Are carbon offsets all they’re cracked up to be? We tracked one from Kenya to England to find out. →

Read

Carbon offsets – which often but not always means planting trees – first seemed like a good idea for those who genuinely want to do something about their personal climate impact. Today, the concept is mired in controversy due to questions about legitimacy and effectiveness. This piece shows the many shortcomings of carbon offets (especially when used as a licence to continue to pollute), but also why they can still do some good. “Dix in Yorkshire bought offsets from Ecologi in Bristol, who bought them from CO2Balance in Somerset, which paid Bureau Veritas in London to convince Gold Standard in Geneva to issue credits for emissions reductions achieved by Carbon Zero’s Kenyan stoves.
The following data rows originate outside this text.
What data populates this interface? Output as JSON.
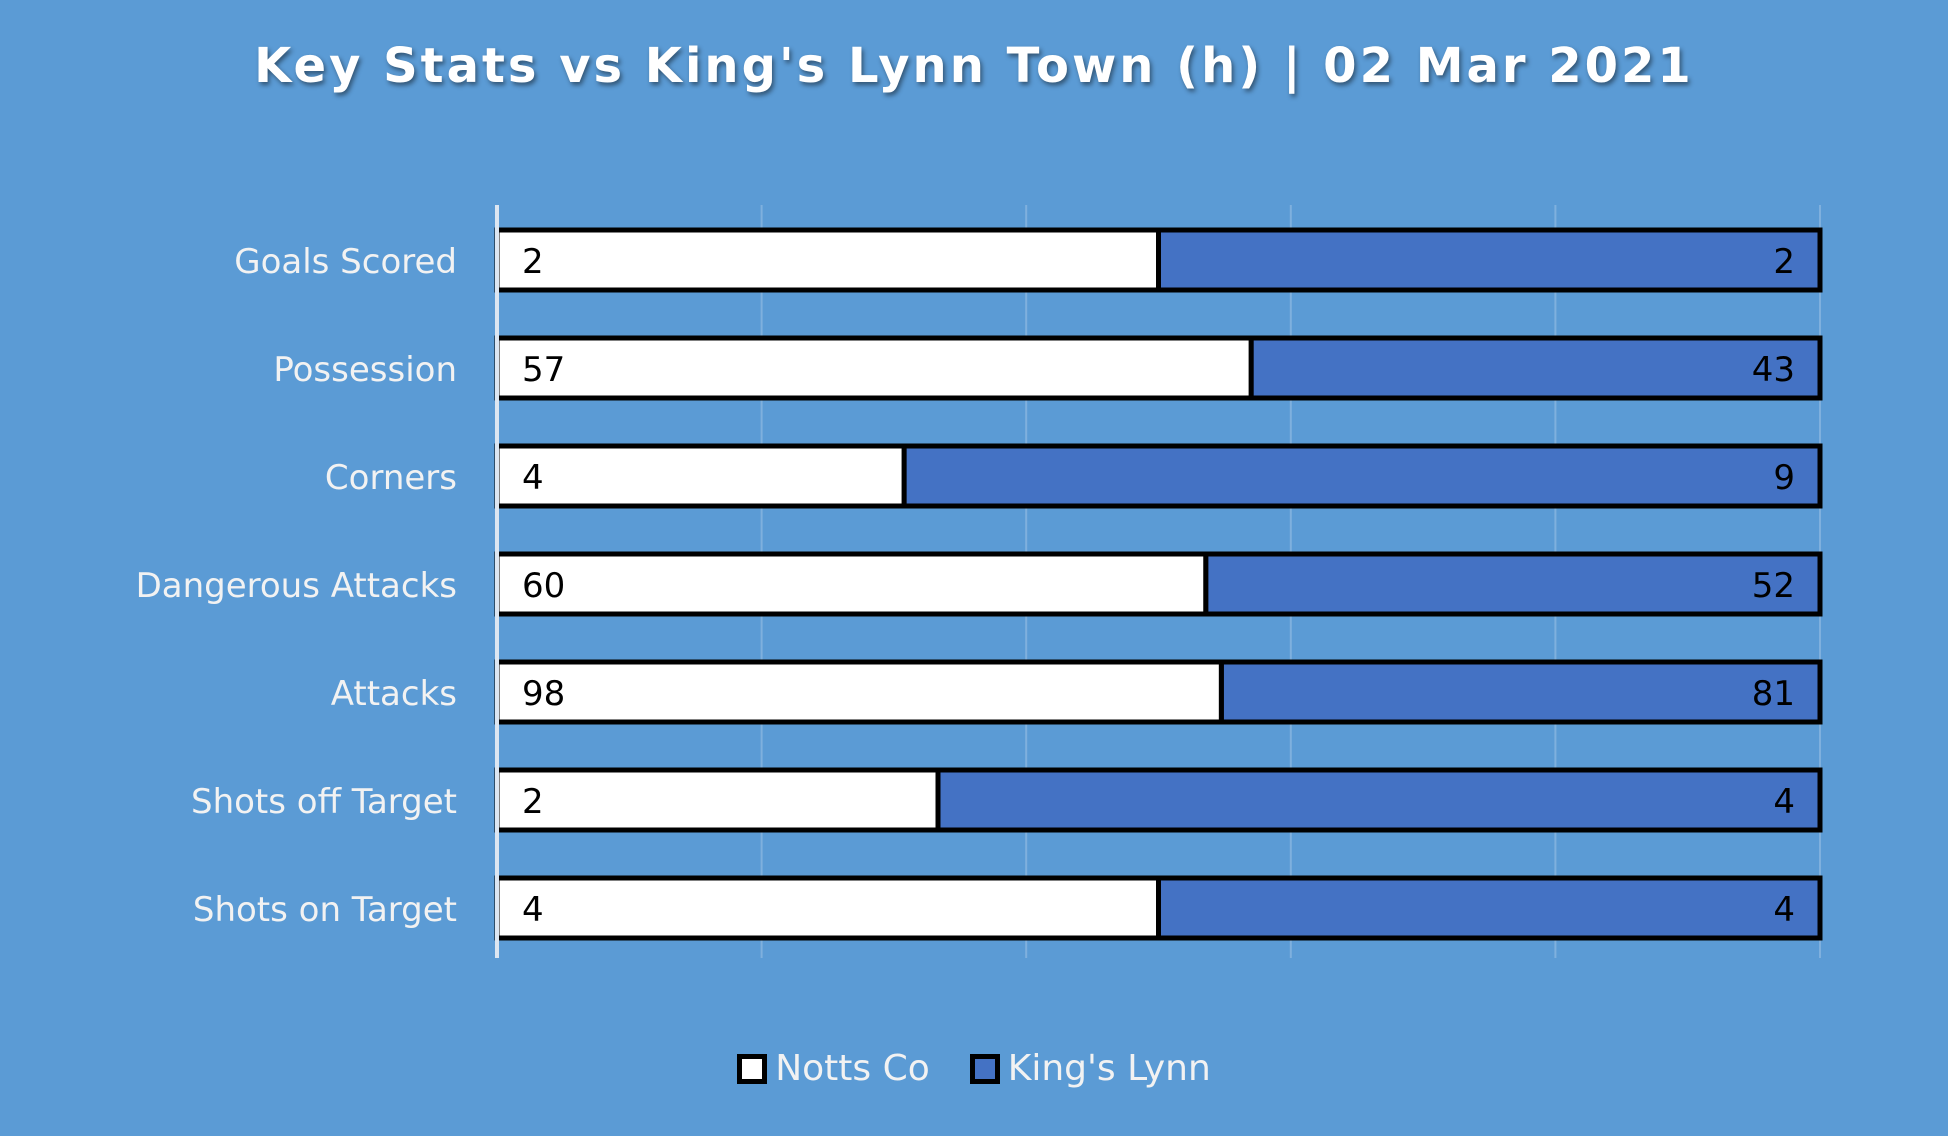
{
  "chart_data": {
    "type": "bar",
    "stacking": "percent-stacked horizontal",
    "title": "Key Stats vs King's Lynn Town (h) | 02 Mar 2021",
    "categories": [
      "Goals Scored",
      "Possession",
      "Corners",
      "Dangerous Attacks",
      "Attacks",
      "Shots off Target",
      "Shots on Target"
    ],
    "series": [
      {
        "name": "Notts Co",
        "values": [
          2,
          57,
          4,
          60,
          98,
          2,
          4
        ],
        "color": "#ffffff"
      },
      {
        "name": "King's Lynn",
        "values": [
          2,
          43,
          9,
          52,
          81,
          4,
          4
        ],
        "color": "#4472c4"
      }
    ],
    "xlim": [
      0,
      1
    ],
    "grid": true,
    "legend": "bottom"
  },
  "colors": {
    "background": "#5b9bd5",
    "bar_outline": "#000000",
    "axis_line": "#dce6f2",
    "gridline": "#7fb0de",
    "category_text": "#f2f2f2",
    "value_text": "#000000"
  }
}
The journey of a carbon credit is a long chain of financialization – of nature, of communities, of solutions.”

Proof you can do hard things →

Read

I remember having conversations with my parents about the value of learning calculus in school. What use does it have in my future life? They never provided a satisfying answer. In this post, Nat Eliason offers one: it’s to prove you can do hard things. “The ability to do hard things is perhaps the most useful ability you can foster in yourself or your children. And proof that you are someone who can do them is one of the most useful assets you can have on your life resume. Our self-image is composed of historical evidence of our abilities. The more hard things you push yourself to do, the more competent you will see yourself to be.” The one thing I would add is that ‘doing hard things’ is different for everyone. For some it’s completing a marathon, for others it’s getting well after an injury.

 

Aesthetically Pleasing

This is very much my kind of good architecture: Valley House is a simple suburban home, built with modest materials, taking up a relatively small footprint on the site to make way for a productive suburban garden. The home achieves an impressive NatHERS (energy) rating of 9.3 out of 10 stars. (via)

I’m really enjoying these illustrated posters/collages by California-based interdisciplinary artist and designer Gabe Schneider.
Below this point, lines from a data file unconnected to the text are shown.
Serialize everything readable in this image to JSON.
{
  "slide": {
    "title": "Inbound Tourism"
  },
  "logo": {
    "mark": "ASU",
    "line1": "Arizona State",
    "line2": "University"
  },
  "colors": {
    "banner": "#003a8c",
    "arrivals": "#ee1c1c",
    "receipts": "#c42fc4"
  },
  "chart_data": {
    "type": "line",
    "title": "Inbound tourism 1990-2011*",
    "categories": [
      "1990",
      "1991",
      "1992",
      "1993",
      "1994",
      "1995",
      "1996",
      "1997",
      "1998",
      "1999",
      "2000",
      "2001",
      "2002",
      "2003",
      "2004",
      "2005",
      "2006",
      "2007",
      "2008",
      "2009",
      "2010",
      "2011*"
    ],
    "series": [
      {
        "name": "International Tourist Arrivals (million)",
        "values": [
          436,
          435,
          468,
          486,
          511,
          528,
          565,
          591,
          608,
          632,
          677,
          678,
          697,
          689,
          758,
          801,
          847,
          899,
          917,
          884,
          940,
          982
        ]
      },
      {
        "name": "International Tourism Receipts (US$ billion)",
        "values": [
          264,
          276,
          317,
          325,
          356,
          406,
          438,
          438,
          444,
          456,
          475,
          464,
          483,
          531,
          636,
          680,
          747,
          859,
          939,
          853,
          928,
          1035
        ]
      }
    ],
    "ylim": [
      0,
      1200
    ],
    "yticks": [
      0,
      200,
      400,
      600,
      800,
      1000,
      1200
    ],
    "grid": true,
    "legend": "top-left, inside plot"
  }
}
Ryan Hawkins is a Canadian woodworker who makes products (mostly chopping boards) that feature dazzling geometric shapes and shares his process on Instagram.

The very versatile Pensum Pro comes in 18 styles and 9 weights, a variable font, and 1078 glyphs. Its strong serifs combined with the low contrast make it an excellent choice for long text.

 

Notable Numbers

35,000

The number of dockless bike trips across Europe has grown by 33% in Q1 2023. Bike-sharing in European cities maintained its status as the fastest-growing mode of shared transportation. There are now 35,000 more dockless e-bikes than a year ago and overall fleet sizes are fluctuating less than before.

5,400

Canada’s worst wildfire season in recorded history is still ripping through the country, with more than 5,400 fires burning a staggering 13.1 million hectares of Canadian land according to the latest satellite data – an area larger than Portugal, South Korea or the state of Pennsylvania.

30

The first cargo ship fitted with giant, rigid sails has set out on its maiden voyage. Its manufacturer hopes the technology will help the industry chart a course towards a greener future, eventually reducing a cargo ship’s lifetime emissions by 30%.